As I sat in my (Bloomington) home church (yay, ECC!) during Good Friday service, I was struck by how long it had been since I had actually contemplated the crucifixion. Like, I actually couldn't remember the last time that I stopped to really meditate on the actual act of the Son of God being nailed to a cross, literally becoming sin despite knowing no sin himself, and in doing so paying the immeasurably great debt of all those who believe. Despite the fact that I only have any hope of forgiveness whatsoever because of the perfect sacrifice of Jesus, to my calculation it had been months since I had given the crucifixion the time of day.

The same goes for the resurrection. As I sat in church this morning and celebrated the most important day in all of human history, I guessed that the last time I stopped to ponder the act of Jesus literally triumphing over death, sin, and hell forever and in doing so ensuring that I will spend eternity experiencing unfathomable bliss in the presence of God was...last Easter. The irony here is almost stupidly rich. As I have asked God to give me a more complete picture of his character, I have neglected to turn even a smidgen of attention to the two most consequential manifestations of his character: the crucifixion and resurrection.

For as deeply theological as Paul seems to get at times, he frequently tries to bring our attention back to "the events of Holy Week." In fact, he tells the church in Corinth that if they neglect these truths, their belief amounts to nothing:

"Now, brothers and sisters, I want to remind you of the gospel I preached to you, which you received and on which you have taken your stand. By this gospel you are saved, if you hold firmly to the word I preached to you. Otherwise, you have believed in vain.

For what I received I passed on to you as of first importance: that Christ died for our sins according to the Scriptures, that he was buried, that he was raised on the third day according to the Scriptures, and that he appeared to Cephas, and then to the Twelve.-1 Corinthians 15:1-5

Clearly, Paul seems to think that out of all the things he's taught the Corinthians, the basic truths of the crucifixion and resurrection are the most important. This is the case for a number of reasons...and as my puny little brain finally came to realize during church this morning, chief among them is that the true character of God is on full display both at the cross and at the empty tomb.

The justified wrath of God toward sin is present at the cross.

The holiness and justice of God are present at the cross.

The unfathomable mercy of God is present at the cross.

God's love for even his enemies is present at the cross.

and...

The hope of Jesus Christ is present in the empty tomb.

The unshakable promise of eternal life is present in the empty tomb.

The guarantee that, someday, God will wipe every tear from our eyes and right every wrong that has ever happened to us is present at the empty tomb.

The death of death is present at the empty tomb.

This is our God. This is our God dying so that we may live. And this is our God giving himself to those he knew would spurn him regardless. And when I move from abstract discussions about God's character to contemplating the actual act of death, resurrection, and what it all means for me...I think that, just maybe, I can feel my heart starting to love Jesus in the way I've been searching for for so long.

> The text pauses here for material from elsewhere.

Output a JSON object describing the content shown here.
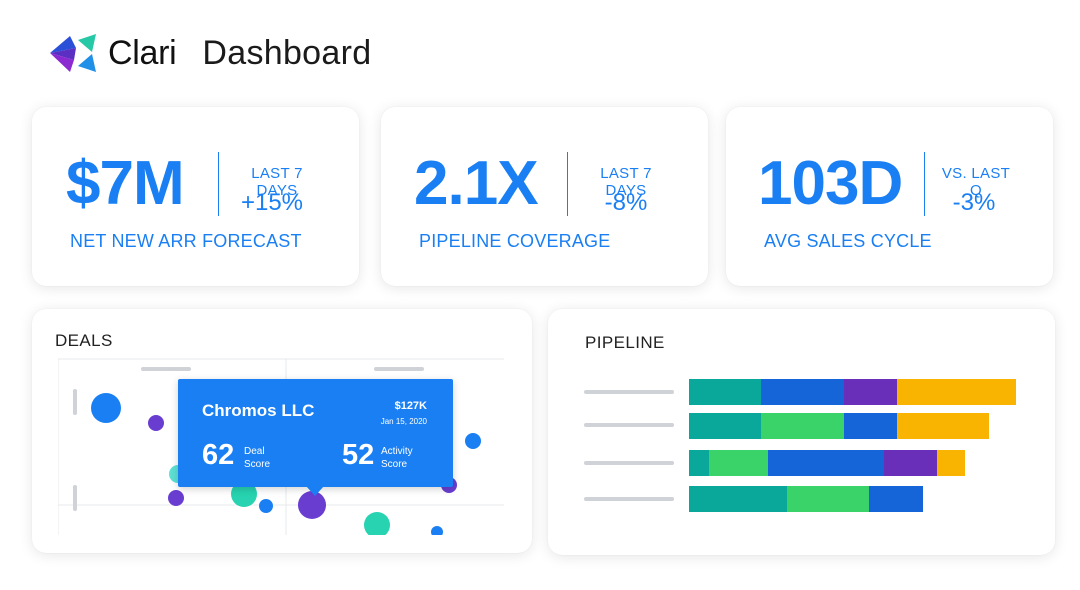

I'm in a group chat with some friends here at IU that's entitled "Easter People." The name is clever, and is indicative of exactly what I think I want to become. I want to love Jesus with all that I am...and the only way I will ever be able to do that is to internalize the truth of Easter within myself to the point where it informs how I see the rest of reality. If A.W. Tozer is right that "What comes to mind when we think of God is the most important thing about us", then I'd like to add the slight addendum that what comes to mind when we think of Easter might be the second most important thing about us.

So yes, I am still seeking to love Jesus to the extent that he calls me to. And yes, I am seeking to do this by asking Him to increase my view of His character. But now, I want to do that by drinking deeply from not who I think God is, but who I know He is because of what He has done.

I want to become an Easter Person. Will you join me?

Comments

  1. This was amazing and I’m glad you found what you were looking for!